Beberapa minggu kemudian, ada beberapa orang dari Kampung
Wamal ( 1 jam dengan speed-boat dari Kumbis) mengabarkan bahwa mereka menemukan
1 buah pintu. Dua hari kemudian, Yustus ditemani anak laki-lakinya dan seorang
yang lain, berusaha untuk ke tempat yang ditunjukkan orang Wamal. Pintu itu
tergeletak di pantai, dan tempat itu diberi tanda dengan kayu-kayu kecil dan
pelampung yang berwarna putih. Ketika mereka sampai ke tempat itu, pintu dan
pelampung sudah tidak ada di sana. Mereka hanya menemukan kayu-kayu kecil dan
bekas-bekas tergeletaknya pintu yang mereka cari.

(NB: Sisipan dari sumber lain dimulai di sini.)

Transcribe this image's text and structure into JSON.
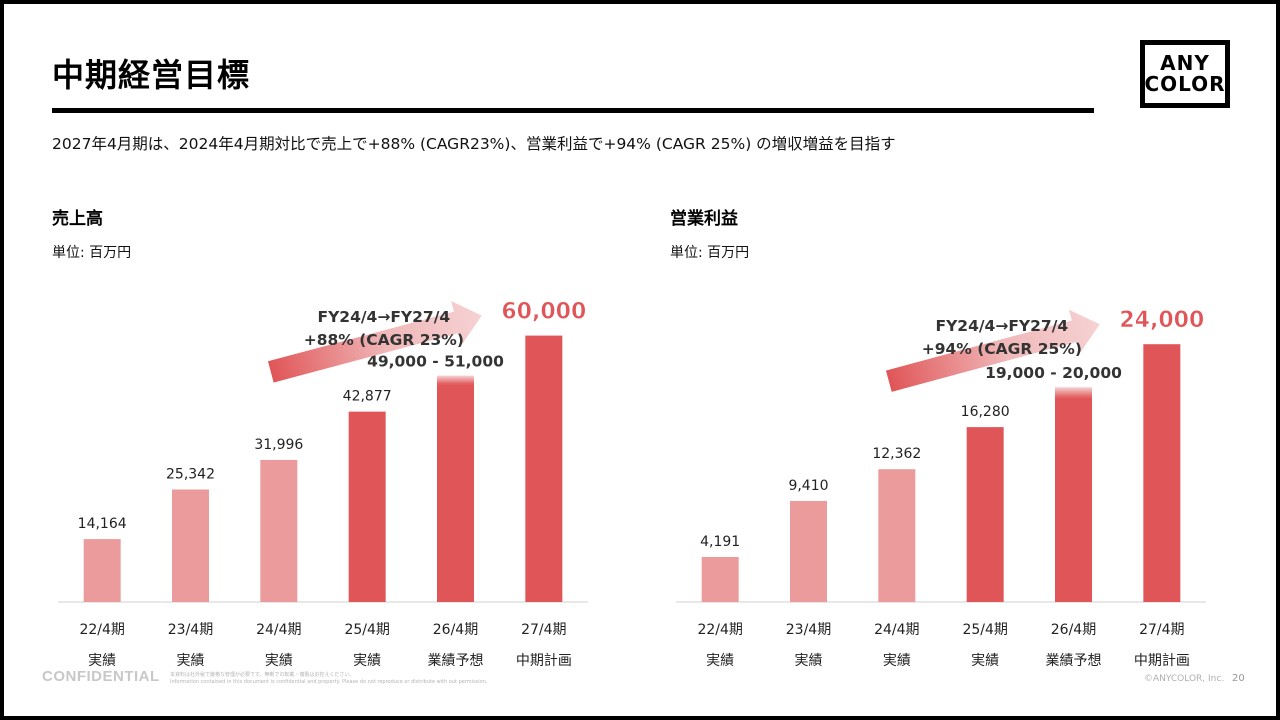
{
  "header": {
    "title": "中期経営目標",
    "subtitle": "2027年4月期は、2024年4月期対比で売上で+88% (CAGR23%)、営業利益で+94% (CAGR 25%) の増収増益を目指す",
    "logo_line1": "ANY",
    "logo_line2": "COLOR"
  },
  "footer": {
    "confidential": "CONFIDENTIAL",
    "fine_print_1": "本資料は社外秘で厳格な管理が必要です。無断での転載・複製はお控えください。",
    "fine_print_2": "Information contained in this document is confidential and property. Please do not reproduce or distribute with out permission.",
    "copyright": "©ANYCOLOR, Inc.",
    "page_number": "20"
  },
  "colors": {
    "light_bar": "#eb9b9c",
    "dark_bar": "#e05557",
    "highlight": "#e05557",
    "axis": "#d0d0d0"
  },
  "chart_data": [
    {
      "type": "bar",
      "title": "売上高",
      "unit": "単位: 百万円",
      "categories": [
        "22/4期",
        "23/4期",
        "24/4期",
        "25/4期",
        "26/4期",
        "27/4期"
      ],
      "category_sublabels": [
        "実績",
        "実績",
        "実績",
        "実績",
        "業績予想",
        "中期計画"
      ],
      "values": [
        14164,
        25342,
        31996,
        42877,
        51000,
        60000
      ],
      "value_labels": [
        "14,164",
        "25,342",
        "31,996",
        "42,877",
        "49,000 - 51,000",
        "60,000"
      ],
      "range_low_26": 49000,
      "bar_shades": [
        "light",
        "light",
        "light",
        "dark",
        "dark",
        "dark"
      ],
      "ylim": [
        0,
        75000
      ],
      "growth_arrow_line1": "FY24/4→FY27/4",
      "growth_arrow_line2": "+88% (CAGR 23%)"
    },
    {
      "type": "bar",
      "title": "営業利益",
      "unit": "単位: 百万円",
      "categories": [
        "22/4期",
        "23/4期",
        "24/4期",
        "25/4期",
        "26/4期",
        "27/4期"
      ],
      "category_sublabels": [
        "実績",
        "実績",
        "実績",
        "実績",
        "業績予想",
        "中期計画"
      ],
      "values": [
        4191,
        9410,
        12362,
        16280,
        20000,
        24000
      ],
      "value_labels": [
        "4,191",
        "9,410",
        "12,362",
        "16,280",
        "19,000 - 20,000",
        "24,000"
      ],
      "range_low_26": 19000,
      "bar_shades": [
        "light",
        "light",
        "light",
        "dark",
        "dark",
        "dark"
      ],
      "ylim": [
        0,
        31000
      ],
      "growth_arrow_line1": "FY24/4→FY27/4",
      "growth_arrow_line2": "+94% (CAGR 25%)"
    }
  ]
}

Dengan sedih hati mereka pulang. Karena air laut sedang
surut, mereka tidak bisa pulang melewati sungai sebagaimana ketika mereka
berangkat menujun Wamal. Mereka mencari jalan lain. Ketika mereka baru saja
meninggalkan muara sungai, anak laki-laki Yustus melihat ada benda kuning dari
kejauhan. Mereka memperlambat laju speed-boat mereka dan memperhatikan benda
kuning itu yang letaknya agak miring. Ketika mereka dekati, ternyata benda itu
adalah pintu yang mereka cari. Lokasi ditemukannya pintu itu, tidak jauh dari
penemuan 3 pintu terdahulu. Mereka bertiga pulang dengan sukacita. Pintu yang
hilang telah mereka temukan kembali, dalam keadaan utuh dan mulus. Padahal
sejak hilang sampai ditemukan, jarak waktunya adalah 8 bulan. Menurut perhitungan
mereka, kayu yang terendam air selama sekian bulan pasti sudah berlumut,
berlumpur atau rusak.
Dalam iman, saya sampaikan kepada umat bahwa pintu gereja itu
memang dikehendaki Allah untuk dipasang di gereja Kumbis. Angin ombak dan arus
kencang, tidak membawa mereka ke laut lepas Arafura, atau ke Australi, namun
mengembalikannya ke Kumbis. Lumpur-lumpur yang ada di sekitar pula juga tidak “menangkap
dan menguburnya di dasar laut”. Tuhan turut campur tangan untuk mengantar
kembali pintu-pintu itu ke tempat yang sudah direncanakan umat. Bagaimana
mungkin 4 pintu itu, setelah hilang sekian bulan, dapat diketemukan kembali
dalam keadaan utuh ? bagaimana mungkin kaca-kacanya tidak pecah ? Bagaimana
mungkin kayu-kayunya tidak rusak atau dimakan “tambelong” (binatang laut yang
melobangi kayu-kayu) ? Tidak ada satu
pun yang bisa menjawab.
Ombak yang besar, angin yang tidak beraturan, arus yang
kencang, lumpur yang tebal, dapat saja menghancurkan keempat pintu itu. Ombak
besar yang bergulung-gulung dapat juga menghujamkan pintu-pintu itu ke lumpur. Namun
yang terjadi adalah “peristiwa yang luar biasa”. Pintu-pintu yang hilang di
laut sekian bulan itu, ditemukan kembali. Yang muncul adalah rasa kagum dan
syukur. Tuhan telah menyatakan “mukjizat-Nya” bagi masyarakat dan umat di sana.